The scripts haven't been written for performance. I just wanted to keep my effort to the minimum! I have used Regular Expressions extensively. One of the tricky parts was to identify that "mailto:markus.dahm@berlin.de" occurring in a comment as part of the comment and not to highlight it as a String literal and at the same time identify /* hello */ occurring within a string literal as a part of the string literal and not highlight it as a comment! [Did I say that right?! :) ] The solution was quite straight forward though. Instead of searching first for comments and then for string literals, I had to create
a regular expression which matched both!

One optimization which I haven't figured out how to implement in JavaScript is to download only jscc.js by default and dowload jsccJAVA.js if ONLY if there is atleast one pre element with the className as jsccJAVA. Any pointers and suggestions in this direction are appreciated!

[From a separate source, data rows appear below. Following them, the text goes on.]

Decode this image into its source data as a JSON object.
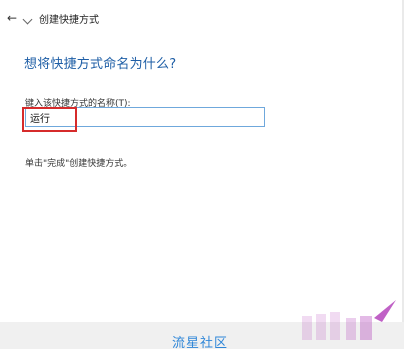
{
  "window": {
    "title": "创建快捷方式",
    "back_glyph": "←",
    "back_icon": "arrow-left-icon",
    "shortcut_icon": "shortcut-arrow-icon"
  },
  "main": {
    "heading": "想将快捷方式命名为什么?",
    "field_label": "键入该快捷方式的名称(T):",
    "field_value": "运行",
    "hint": "单击\"完成\"创建快捷方式。"
  },
  "footer": {
    "text": "流星社区"
  },
  "colors": {
    "accent": "#1e5ea6",
    "footer_text": "#2e86d8",
    "highlight": "#d62b2b",
    "input_border": "#6fa8dc",
    "watermark": "#b03ab8"
  }
}
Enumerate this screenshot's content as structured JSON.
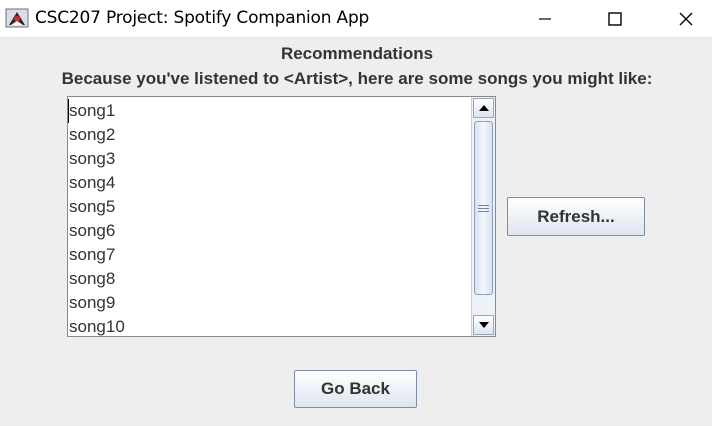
{
  "window": {
    "title": "CSC207 Project: Spotify Companion App",
    "app_icon": "java-duke-icon",
    "controls": [
      "minimize-icon",
      "maximize-icon",
      "close-icon"
    ]
  },
  "header": {
    "title": "Recommendations",
    "subtitle": "Because you've listened to <Artist>, here are some songs you might like:"
  },
  "songs": [
    "song1",
    "song2",
    "song3",
    "song4",
    "song5",
    "song6",
    "song7",
    "song8",
    "song9",
    "song10"
  ],
  "buttons": {
    "refresh": "Refresh...",
    "back": "Go Back"
  },
  "colors": {
    "background": "#eeeeee",
    "text": "#333333",
    "button_gradient_top": "#ffffff",
    "button_gradient_bottom": "#dde5f0"
  }
}
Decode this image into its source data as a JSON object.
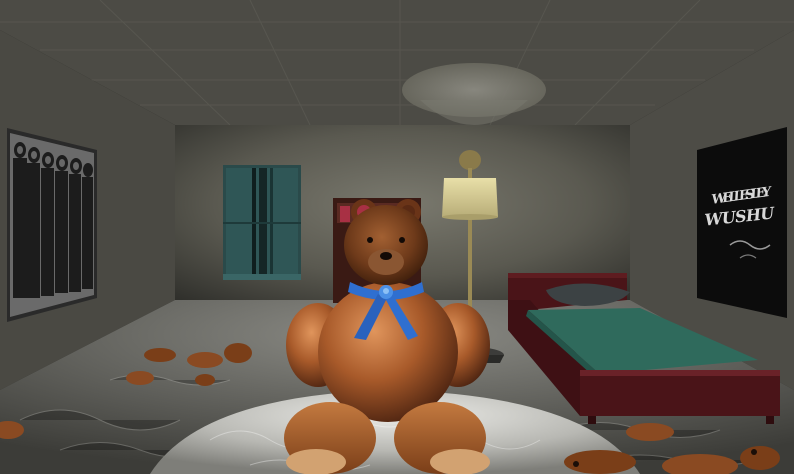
{
  "scene": {
    "type": "3d-rendered-bedroom",
    "right_poster": {
      "line1": "WELLESLEY",
      "line2": "WUSHU"
    },
    "objects": [
      "ceiling-light",
      "left-band-poster",
      "window",
      "floor-lamp",
      "bookshelf",
      "bed",
      "rug",
      "teddy-bear",
      "scattered-toy-bears"
    ],
    "colors": {
      "wall": "#6f6e63",
      "ceiling": "#4f4e47",
      "window_glass": "#2e5454",
      "bed_frame": "#4a1418",
      "bed_sheet": "#2f6a5c",
      "bear_fur": "#8a4a22",
      "bear_scarf": "#2f6fd0",
      "rug": "#c9c9c4",
      "floor": "#55554f"
    }
  }
}
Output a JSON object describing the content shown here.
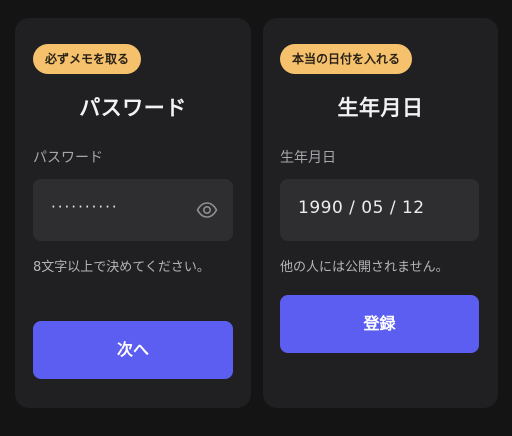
{
  "password_card": {
    "badge": "必ずメモを取る",
    "title": "パスワード",
    "field_label": "パスワード",
    "masked_value": "··········",
    "toggle_icon": "eye-icon",
    "hint": "8文字以上で決めてください。",
    "next_label": "次へ"
  },
  "birthdate_card": {
    "badge": "本当の日付を入れる",
    "title": "生年月日",
    "field_label": "生年月日",
    "date_value": "1990 / 05 / 12",
    "hint": "他の人には公開されません。",
    "submit_label": "登録"
  },
  "colors": {
    "background": "#141414",
    "card": "#202022",
    "input": "#2e2e31",
    "badge": "#f5c16c",
    "primary": "#5b5ef0"
  }
}
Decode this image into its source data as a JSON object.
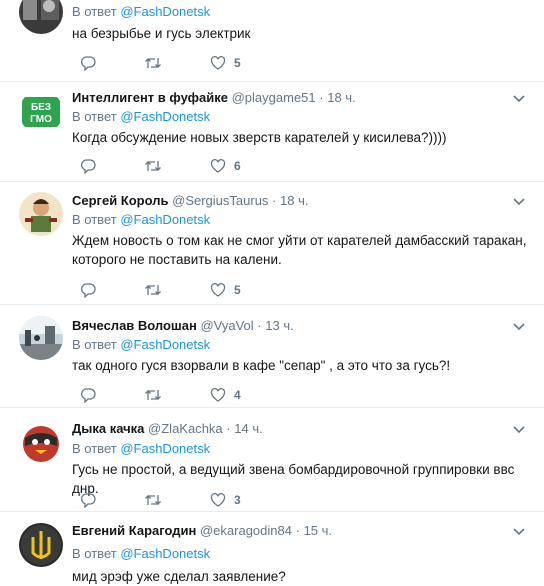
{
  "reply_prefix": "В ответ",
  "tweets": [
    {
      "name": "",
      "handle": "",
      "time": "",
      "reply_to": "@FashDonetsk",
      "text": "на безрыбье и гусь электрик",
      "likes": "5",
      "avatar": "dark-photo"
    },
    {
      "name": "Интеллигент в фуфайке",
      "handle": "@playgame51",
      "time": "18 ч.",
      "reply_to": "@FashDonetsk",
      "text": "Когда обсуждение новых зверств карателей у кисилева?))))",
      "likes": "6",
      "avatar": "bez-gmo",
      "avatar_text_top": "БЕЗ",
      "avatar_text_bottom": "ГМО"
    },
    {
      "name": "Сергей Король",
      "handle": "@SergiusTaurus",
      "time": "18 ч.",
      "reply_to": "@FashDonetsk",
      "text": "Ждем новость о том как не смог уйти от карателей дамбасский таракан, которого не поставить на калени.",
      "likes": "5",
      "avatar": "cossack-illustration"
    },
    {
      "name": "Вячеслав Волошан",
      "handle": "@VyaVol",
      "time": "13 ч.",
      "reply_to": "@FashDonetsk",
      "text": "так одного гуся взорвали в кафе \"сепар\" , а это что за гусь?!",
      "likes": "4",
      "avatar": "street-photo"
    },
    {
      "name": "Дыка качка",
      "handle": "@ZlaKachka",
      "time": "14 ч.",
      "reply_to": "@FashDonetsk",
      "text": "Гусь не простой, а ведущий звена бомбардировочной группировки ввс днр.",
      "likes": "3",
      "avatar": "angry-bird"
    },
    {
      "name": "Евгений Карагодин",
      "handle": "@ekaragodin84",
      "time": "15 ч.",
      "reply_to": "@FashDonetsk",
      "text": "мид эрэф уже сделал заявление?",
      "likes": "",
      "avatar": "trident"
    }
  ],
  "colors": {
    "name": "#14171a",
    "secondary": "#657786",
    "link": "#1b95e0",
    "divider": "#e6ecf0"
  },
  "icons": [
    "reply-icon",
    "retweet-icon",
    "like-icon",
    "chevron-down-icon"
  ]
}
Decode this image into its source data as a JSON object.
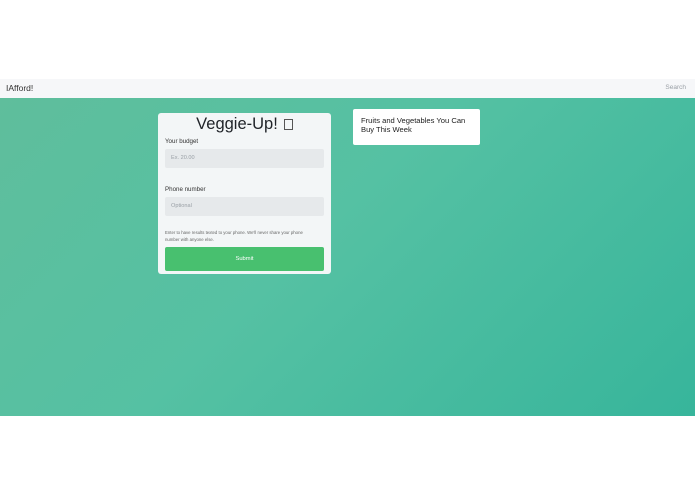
{
  "navbar": {
    "brand": "IAfford!",
    "search": "Search"
  },
  "form": {
    "title": "Veggie-Up!",
    "budget_label": "Your budget",
    "budget_placeholder": "Ex. 20.00",
    "phone_label": "Phone number",
    "phone_placeholder": "Optional",
    "help_text": "Enter to have results texted to your phone. We'll never share your phone number with anyone else.",
    "submit_label": "Submit"
  },
  "results": {
    "title": "Fruits and Vegetables You Can Buy This Week"
  }
}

There are quite a few limitations of this implementation. Character literals with unicode escapes are not supported. IE converts the HTML tags inside javadocs to upper case. The HTML file is no longer XHTML compliant. Also, I have tested it
only on FireFox[0.8+] and IE [5.5+].

If you want to use the scripts, add the following lines to the <head>...</head> part of your html and paste your java code between <pre class="jsccJAVA"></pre>

<script type="text/javascript" src="http://www.me.umn.edu/~shivane/jscc/jscc.js" />
<script type="text/javascript" src="http://www.me.umn.edu/~shivane/jscc/jsccJAVA.js" />
<link rel="stylesheet" type="text/css" href="http://www.me.umn.edu/~shivane/jscc/jscc.css" />